Stay away from fireworks! I can still hear my mom, and I mostly listened. But I knew better: Any explosives that went off, even several sticks of dynamite inches from my face, would only cover my face with ashes and fray the edges of any hat I’m wearing. (It worked for Elmer Fudd, after all.) I’d have no wounds.
I dated my wife, Elena, for about six months before I realized she was the one. Had I consulted my parents, I know they’d have said it was enough time to feel sure. But from those old Krazy Kat cartoons, I know that the whole process could have taken six seconds…if only one of us had thrown a brick at the other’s head.
While I'm sure I got my share of parental advice about bullies, it's from cartoons that I truly know how to defend myself. (It frequently comes in handy at the office.) Whenever someone needs a good hit on the head, for instance, all I need to do is reach behind me to find a big mallet. Granted, there’s a bit of uncertainty here; instead of a mallet, I might produce an anvil. But then again, an anvil is just as likely to drop from the sky—directly onto someone who truly deserves an anvil to the head. The downside? The anvil’s recipient will only walk around a few moments as a head with feet, probably in circles, before straightening back up to normal size.

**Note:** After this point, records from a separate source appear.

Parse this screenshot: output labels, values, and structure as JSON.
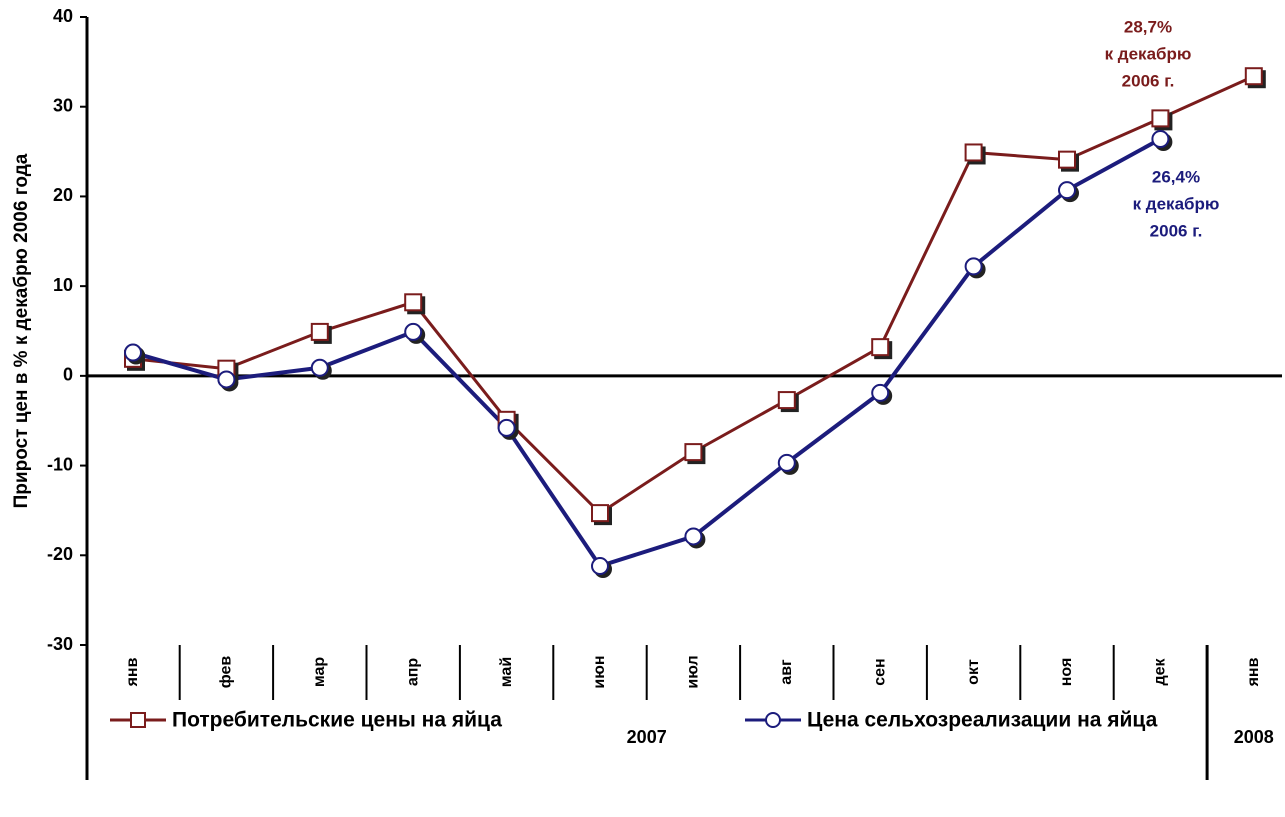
{
  "chart_data": {
    "type": "line",
    "y_label": "Прирост цен в % к декабрю 2006 года",
    "categories": [
      "янв",
      "фев",
      "мар",
      "апр",
      "май",
      "июн",
      "июл",
      "авг",
      "сен",
      "окт",
      "ноя",
      "дек",
      "янв"
    ],
    "x_groups": [
      {
        "label": "2007",
        "count": 12
      },
      {
        "label": "2008",
        "count": 1
      }
    ],
    "series": [
      {
        "name": "Потребительские цены на яйца",
        "color": "#7a1c1c",
        "marker": "square",
        "values": [
          1.9,
          0.8,
          4.9,
          8.2,
          -4.9,
          -15.3,
          -8.5,
          -2.7,
          3.2,
          24.9,
          24.1,
          28.7,
          33.4
        ]
      },
      {
        "name": "Цена сельхозреализации на яйца",
        "color": "#1c1c7c",
        "marker": "circle",
        "values": [
          2.6,
          -0.4,
          0.9,
          4.9,
          -5.8,
          -21.2,
          -17.9,
          -9.7,
          -1.9,
          12.2,
          20.7,
          26.4,
          null
        ]
      }
    ],
    "annotations": [
      {
        "lines": [
          "28,7%",
          "к декабрю",
          "2006 г."
        ],
        "color": "#7a1c1c"
      },
      {
        "lines": [
          "26,4%",
          "к декабрю",
          "2006 г."
        ],
        "color": "#1c1c7c"
      }
    ],
    "ylim": [
      -30,
      40
    ],
    "yticks": [
      -30,
      -20,
      -10,
      0,
      10,
      20,
      30,
      40
    ],
    "grid": false
  }
}
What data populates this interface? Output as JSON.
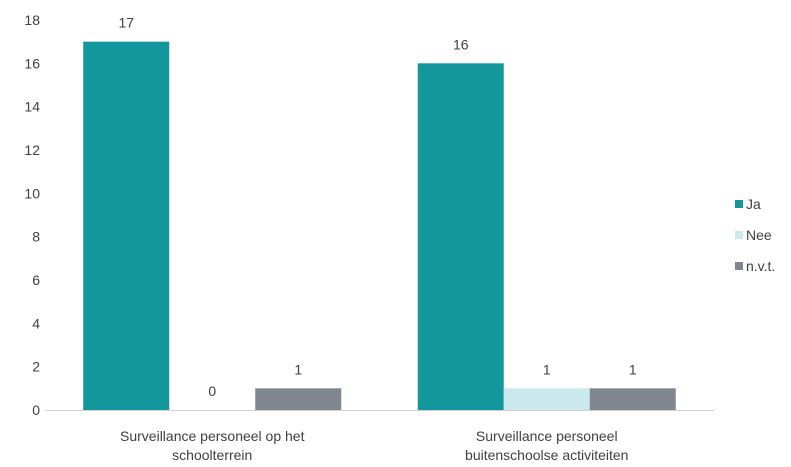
{
  "chart_data": {
    "type": "bar",
    "categories": [
      [
        "Surveillance personeel op het",
        "schoolterrein"
      ],
      [
        "Surveillance personeel",
        "buitenschoolse activiteiten"
      ]
    ],
    "series": [
      {
        "name": "Ja",
        "color": "#13969c",
        "values": [
          17,
          16
        ]
      },
      {
        "name": "Nee",
        "color": "#c9e9ec",
        "values": [
          0,
          1
        ]
      },
      {
        "name": "n.v.t.",
        "color": "#7f868f",
        "values": [
          1,
          1
        ]
      }
    ],
    "ylim": [
      0,
      18
    ],
    "yticks": [
      0,
      2,
      4,
      6,
      8,
      10,
      12,
      14,
      16,
      18
    ],
    "grid": false,
    "legend_position": "right",
    "data_labels": true
  }
}
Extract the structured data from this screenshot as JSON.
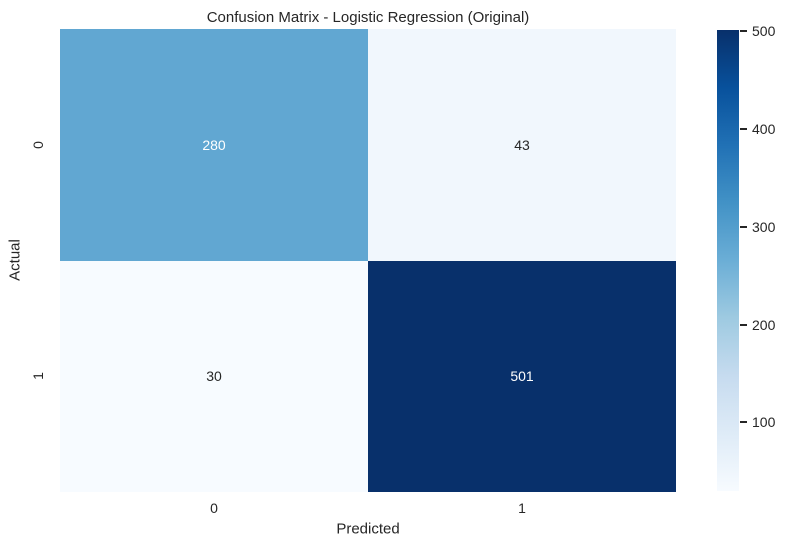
{
  "figure": {
    "background": "#ffffff",
    "text_color": "#262626"
  },
  "chart_data": {
    "type": "heatmap",
    "title": "Confusion Matrix - Logistic Regression (Original)",
    "xlabel": "Predicted",
    "ylabel": "Actual",
    "x_tick_labels": [
      "0",
      "1"
    ],
    "y_tick_labels": [
      "0",
      "1"
    ],
    "matrix": [
      [
        280,
        43
      ],
      [
        30,
        501
      ]
    ],
    "colormap": "Blues",
    "vmin": 30,
    "vmax": 501,
    "grid": false,
    "legend_position": "right-colorbar",
    "colorbar_ticks": [
      "100",
      "200",
      "300",
      "400",
      "500"
    ],
    "colorbar_tick_values": [
      100,
      200,
      300,
      400,
      500
    ],
    "cell_colors": [
      [
        "#61a7d2",
        "#f1f7fd"
      ],
      [
        "#f7fbff",
        "#08306b"
      ]
    ],
    "cell_text_colors": [
      [
        "#ffffff",
        "#262626"
      ],
      [
        "#262626",
        "#ffffff"
      ]
    ],
    "colormap_stops": [
      {
        "pos": 0.0,
        "color": "#f7fbff"
      },
      {
        "pos": 0.125,
        "color": "#deebf7"
      },
      {
        "pos": 0.25,
        "color": "#c6dbef"
      },
      {
        "pos": 0.375,
        "color": "#9ecae1"
      },
      {
        "pos": 0.5,
        "color": "#6baed6"
      },
      {
        "pos": 0.625,
        "color": "#4292c6"
      },
      {
        "pos": 0.75,
        "color": "#2171b5"
      },
      {
        "pos": 0.875,
        "color": "#08519c"
      },
      {
        "pos": 1.0,
        "color": "#08306b"
      }
    ]
  }
}
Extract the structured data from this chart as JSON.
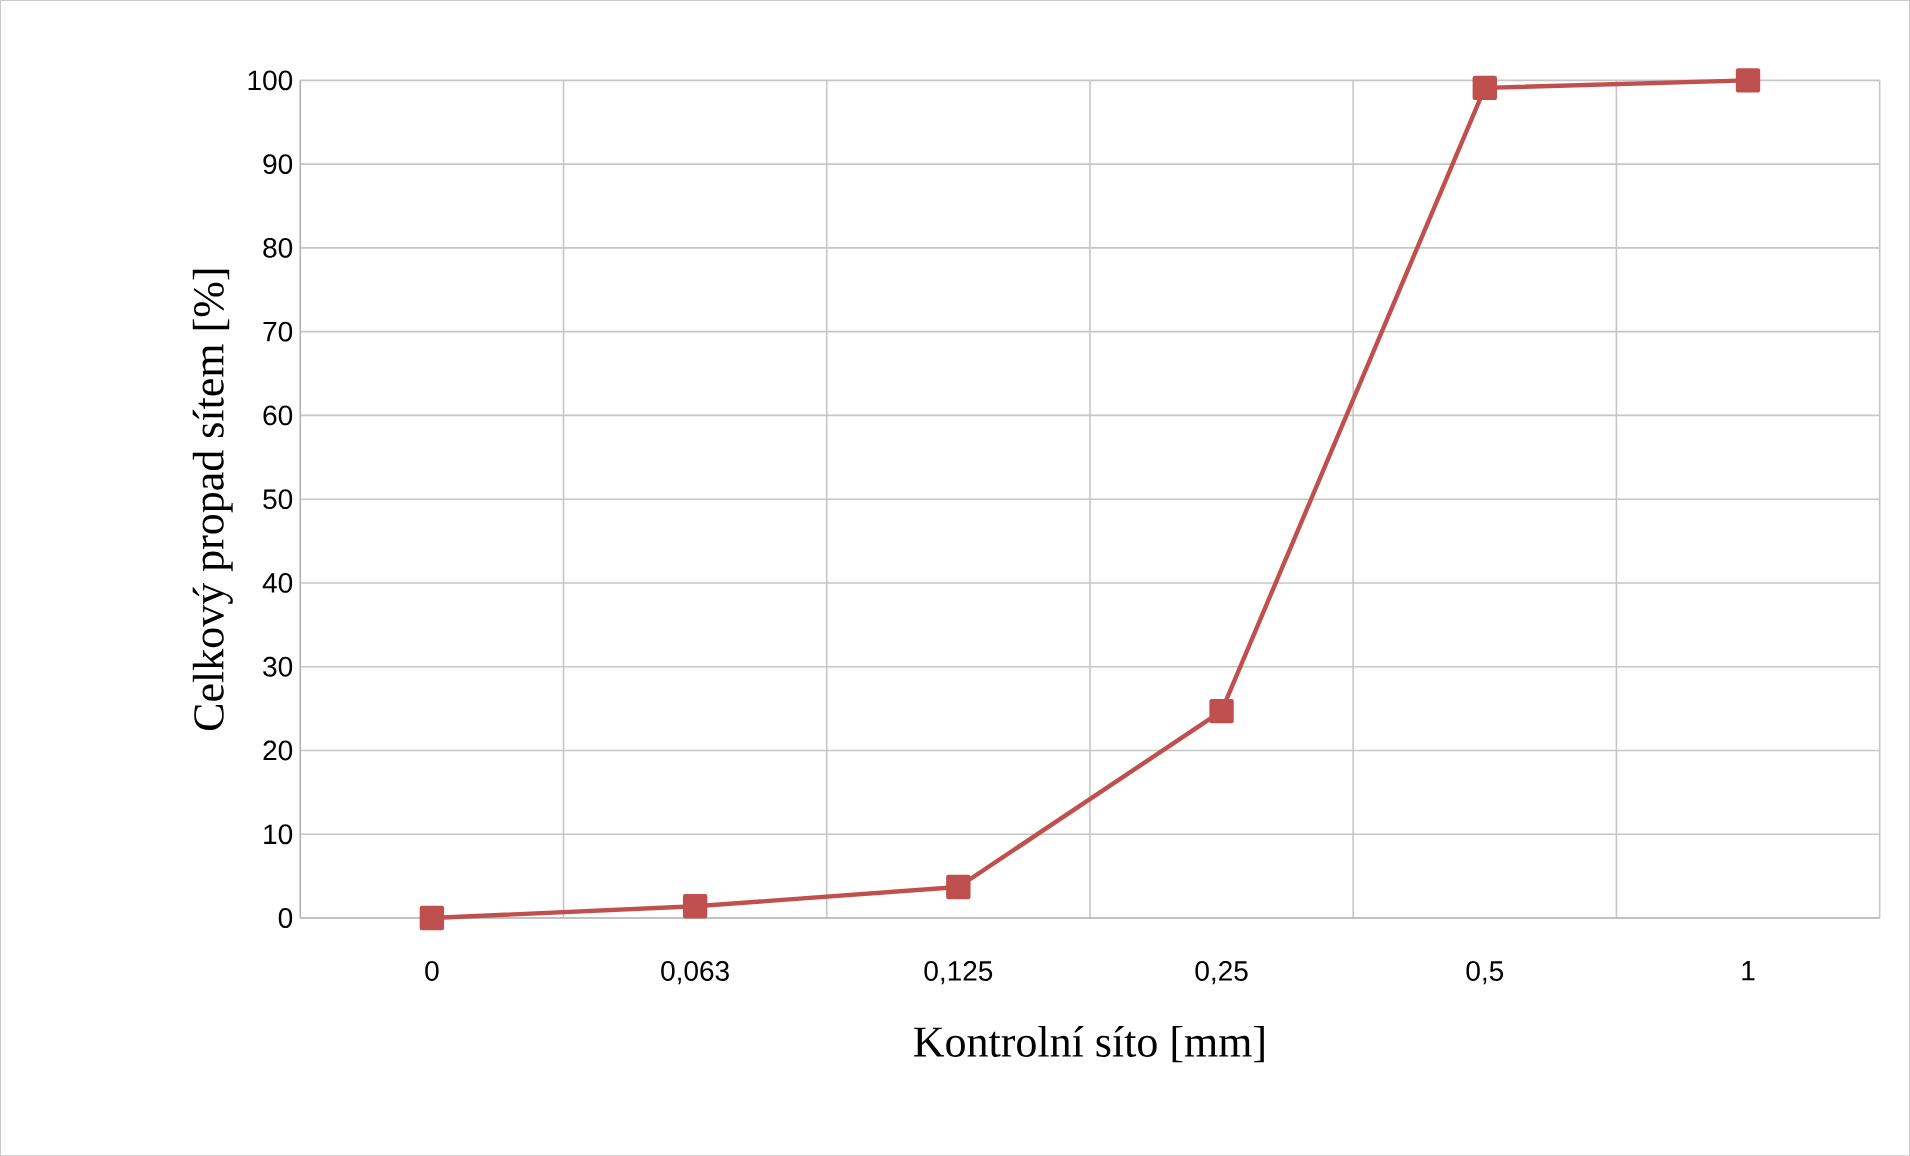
{
  "chart_data": {
    "type": "line",
    "xlabel": "Kontrolní síto [mm]",
    "ylabel": "Celkový propad sítem [%]",
    "categories": [
      "0",
      "0,063",
      "0,125",
      "0,25",
      "0,5",
      "1"
    ],
    "series": [
      {
        "color": "#c0504d",
        "values": [
          0,
          1.4,
          3.7,
          24.7,
          99.1,
          100
        ]
      }
    ],
    "ylim": [
      0,
      100
    ],
    "yticks": [
      0,
      10,
      20,
      30,
      40,
      50,
      60,
      70,
      80,
      90,
      100
    ],
    "grid": true,
    "marker": "square",
    "line_style": "solid"
  }
}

As a last resort, I can whip out a can of spinach; never mind that I might have no memory of packing one that particular day. I don’t even need a can opener; the generic version opens with a squeeze.
When we were teenagers, my best friend Jack Cotter and I walked around in Flushing Meadow Park every chance we got. Once near the edge of the park, we watched as a nearby bakery flashed messages on a rooftop LCD sign. The entire message:
WE WISH YOU A SAFE
AND HEALTHY SUMMER
Since there wasn’t room for all that, the sign displayed the first line, paused, and then displayed the second. But an instant after seeing “WE WISH YOU A SAFE,” Jack and I turned to each other and shouted in unison: “BOOM!” Everybody who grew up with cartoons, after all, knows that safes are just likely as anvils to fall from the heavens. More than 30 years later, it’s still a running joke we share.
Ah, but I'm afraid I've given a wrong impression: I'm really not so violent of nature. In fact, I'm so polite that I'd like to invite you to sit down to a nice cup of tea. Perhaps you'd like some sugar! I've got some here...yes, I just happen to have it behind me. One lump or two?